Since 2006, the program has helped 298 companies raise more than $342.9 million in capital, which has allowed the firms to create 1,188 new jobs, according to the Kansas Department of Commerce. The department also reports that the tax credits have helped create 549 jobs in the last four years.
But while popular and effective at growing jobs, the program’s future is uncertain. Kansas faces a projected $600 million budgetary shortfall as a result of the legislature’s slashing of personal income taxes in 2012 and 2013. Legislators in the 2016 session now face an array of tough choices on what state programs and services must be slashed or preserved to accommodate the income tax cuts.
Melissa Roberts, marketing director for the Enterprise Center in Johnson County, said her organization’s angel investment arm, Mid-America Angels, has tapped the credits with nearly every deal it’s made. Those deals include some notable exits and high-profile startups in Kansas City, including Aratana Therapeutics, Rush Tracking Systems, EyeVerify, Zave Networks and more.
While the program has helped the State of Kansas and companies grow, Roberts said another group has benefited the most.
“The real winners have been Kansas taxpayers — companies benefiting from this program have had over a $738 million economic impact, created over 1,000 new jobs and preserved over 350 existing jobs, Roberts said Wednesday. “To lose this credit would be devastating to our state’s active early-stage investment community and would jeopardize the ability of Kansas companies to raise the capital they need to grow.”
The hearing Wednesday drew only proponents — and no neutral or opposed parties — of the measure, which would extend the sunset of the tax credit program to 2021. Roberts added that she felt testimony on the program was well received and is feeling optimistic that legislators will extend the sunset.
Others testifying in support of the bill included:
- Wayne Carter, CEO of the Kansas City Area Life Sciences Institute
- Dennis Ridenour, CEO of BioKansas
- Kevin Sweeney, chairman of the board for BioKansas
- Tammie Wahaus, CEO of ELIAS Animal Health
- Nick Franano, CEO of Metactive and Flow Forward Medical
- Chris Cardinal, CEO of Welltodo
- Chris Cheatham, CEO of ClaimKit
Legislators must make quick work with the bill as the state prepares for its “turnaround” period in about three weeks. The turnaround is the first major deadline for the legislative session in which all bills must be passed from their originating chamber to the opposite body — such as House bills heading to the Senate or vice versa.

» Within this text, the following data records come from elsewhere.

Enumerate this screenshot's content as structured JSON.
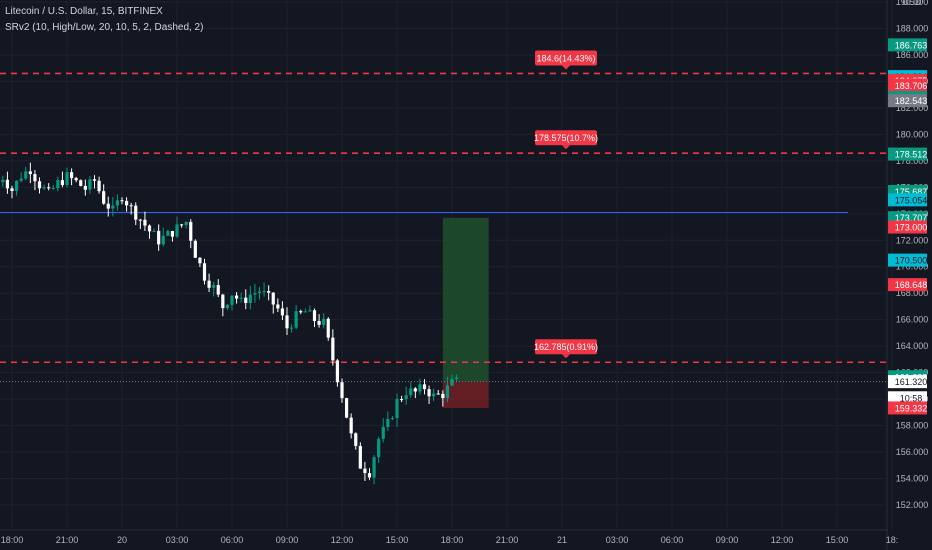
{
  "header": {
    "symbol_line": "Litecoin / U.S. Dollar, 15, BITFINEX",
    "indicator_line": "SRv2 (10, High/Low, 20, 10, 5, 2, Dashed, 2)"
  },
  "chart_data": {
    "type": "candlestick",
    "currency": "USD",
    "ylim": [
      151,
      190
    ],
    "y_ticks": [
      152,
      154,
      156,
      158,
      160,
      162,
      164,
      166,
      168,
      170,
      172,
      174,
      176,
      178,
      180,
      182,
      184,
      186,
      188,
      190
    ],
    "y_tick_labels": [
      "152.000",
      "154.000",
      "156.000",
      "158.000",
      "160.000",
      "162.000",
      "164.000",
      "166.000",
      "168.000",
      "170.000",
      "172.000",
      "174.000",
      "176.000",
      "178.000",
      "180.000",
      "182.000",
      "184.000",
      "186.000",
      "188.000",
      "190.000"
    ],
    "x_ticks": [
      {
        "label": "18:00",
        "hour": 0
      },
      {
        "label": "21:00",
        "hour": 3
      },
      {
        "label": "20",
        "hour": 6
      },
      {
        "label": "03:00",
        "hour": 9
      },
      {
        "label": "06:00",
        "hour": 12
      },
      {
        "label": "09:00",
        "hour": 15
      },
      {
        "label": "12:00",
        "hour": 18
      },
      {
        "label": "15:00",
        "hour": 21
      },
      {
        "label": "18:00",
        "hour": 24
      },
      {
        "label": "21:00",
        "hour": 27
      },
      {
        "label": "21",
        "hour": 30
      },
      {
        "label": "03:00",
        "hour": 33
      },
      {
        "label": "06:00",
        "hour": 36
      },
      {
        "label": "09:00",
        "hour": 39
      },
      {
        "label": "12:00",
        "hour": 42
      },
      {
        "label": "15:00",
        "hour": 45
      },
      {
        "label": "18:",
        "hour": 48
      }
    ],
    "candles_close_path": [
      [
        -1.0,
        176.0
      ],
      [
        -0.5,
        176.8
      ],
      [
        0.0,
        175.8
      ],
      [
        0.5,
        176.9
      ],
      [
        1.0,
        177.4
      ],
      [
        1.5,
        176.2
      ],
      [
        2.0,
        175.5
      ],
      [
        2.5,
        176.3
      ],
      [
        3.0,
        176.8
      ],
      [
        3.5,
        176.4
      ],
      [
        4.0,
        175.9
      ],
      [
        4.5,
        176.5
      ],
      [
        5.0,
        175.0
      ],
      [
        5.5,
        174.2
      ],
      [
        6.0,
        175.4
      ],
      [
        6.5,
        174.4
      ],
      [
        7.0,
        173.6
      ],
      [
        7.5,
        172.7
      ],
      [
        8.0,
        172.0
      ],
      [
        8.5,
        172.4
      ],
      [
        9.0,
        172.9
      ],
      [
        9.5,
        173.4
      ],
      [
        10.0,
        171.0
      ],
      [
        10.5,
        169.3
      ],
      [
        11.0,
        168.4
      ],
      [
        11.5,
        167.0
      ],
      [
        12.0,
        168.0
      ],
      [
        12.5,
        167.3
      ],
      [
        13.0,
        167.9
      ],
      [
        13.5,
        168.2
      ],
      [
        14.0,
        167.6
      ],
      [
        14.5,
        166.8
      ],
      [
        15.0,
        165.4
      ],
      [
        15.5,
        166.2
      ],
      [
        16.0,
        166.6
      ],
      [
        16.5,
        166.0
      ],
      [
        17.0,
        165.7
      ],
      [
        17.5,
        163.0
      ],
      [
        18.0,
        160.3
      ],
      [
        18.5,
        157.2
      ],
      [
        19.0,
        155.0
      ],
      [
        19.5,
        154.5
      ],
      [
        20.0,
        157.0
      ],
      [
        20.5,
        158.1
      ],
      [
        21.0,
        159.8
      ],
      [
        21.5,
        160.6
      ],
      [
        22.0,
        160.5
      ],
      [
        22.5,
        160.9
      ],
      [
        23.0,
        160.2
      ],
      [
        23.5,
        160.4
      ],
      [
        24.0,
        161.2
      ],
      [
        24.3,
        161.3
      ]
    ],
    "horizontal_lines": [
      {
        "price": 184.6,
        "style": "dashed",
        "color": "#f23645",
        "label": "184.6(14.43%)"
      },
      {
        "price": 178.575,
        "style": "dashed",
        "color": "#f23645",
        "label": "178.575(10.7%)"
      },
      {
        "price": 162.785,
        "style": "dashed",
        "color": "#f23645",
        "label": "162.785(0.91%)"
      },
      {
        "price": 174.1,
        "style": "solid",
        "color": "#2962ff",
        "label": ""
      },
      {
        "price": 161.32,
        "style": "dotted",
        "color": "#787b86",
        "label": ""
      }
    ],
    "position_tool": {
      "entry": 161.32,
      "target": 173.7,
      "stop": 159.33,
      "x_start_hour": 23.5,
      "x_end_hour": 26.0
    },
    "price_labels": [
      {
        "text": "186.763",
        "price": 186.763,
        "bg": "#089981",
        "fg": "#ffffff"
      },
      {
        "text": "184.364",
        "price": 184.364,
        "bg": "#00bcd4",
        "fg": "#131722"
      },
      {
        "text": "184.075",
        "price": 184.075,
        "bg": "#f23645",
        "fg": "#ffffff"
      },
      {
        "text": "183.706",
        "price": 183.706,
        "bg": "#f23645",
        "fg": "#ffffff"
      },
      {
        "text": "182.783",
        "price": 182.783,
        "bg": "#089981",
        "fg": "#ffffff"
      },
      {
        "text": "182.543",
        "price": 182.543,
        "bg": "#787b86",
        "fg": "#ffffff"
      },
      {
        "text": "178.512",
        "price": 178.512,
        "bg": "#089981",
        "fg": "#ffffff"
      },
      {
        "text": "175.687",
        "price": 175.687,
        "bg": "#089981",
        "fg": "#ffffff"
      },
      {
        "text": "175.054",
        "price": 175.054,
        "bg": "#00bcd4",
        "fg": "#131722"
      },
      {
        "text": "173.707",
        "price": 173.707,
        "bg": "#089981",
        "fg": "#ffffff"
      },
      {
        "text": "173.000",
        "price": 173.0,
        "bg": "#f23645",
        "fg": "#ffffff"
      },
      {
        "text": "170.500",
        "price": 170.5,
        "bg": "#00bcd4",
        "fg": "#131722"
      },
      {
        "text": "168.648",
        "price": 168.648,
        "bg": "#f23645",
        "fg": "#ffffff"
      },
      {
        "text": "161.688",
        "price": 161.688,
        "bg": "#089981",
        "fg": "#ffffff"
      },
      {
        "text": "161.320",
        "price": 161.32,
        "bg": "#ffffff",
        "fg": "#131722"
      },
      {
        "text": "10:58",
        "price": 160.1,
        "bg": "#ffffff",
        "fg": "#131722"
      },
      {
        "text": "159.332",
        "price": 159.332,
        "bg": "#f23645",
        "fg": "#ffffff"
      }
    ],
    "colors": {
      "background": "#131722",
      "grid": "#1e222d",
      "up": "#089981",
      "down": "#ffffff",
      "axis_text": "#b2b5be",
      "target_zone": "#1e4d2b",
      "stop_zone": "#6b1f24"
    }
  }
}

The tax credit program is now accepting applications from eligible companies for its final year under the current bill. To apply, a business must have less than $5 million in revenue, be in operation for less than five years and have a proprietary technology or product. Application and registration fees cost $300.
To illustrate how the program works, let’s use a fictional example.
Jane from Startland News is raising $500,000 in financing and has two angel investors that want to complete the round with two $250,000 investments. Jane applies for and is allocated $100,000 in angel tax credits from the Kansas Department of Commerce. That allows Startland offer each investor $50,000 in tax credits, knocking down their investment cost to $200,000.
The investors each write Startland a check for $250,000 and Jane files a report with the Department of Commerce, which sends each investor a certificate entitling them to a $50,000 income tax credit. The credits mitigate risk for an investor, encourages investments and helps Startland accelerate its business.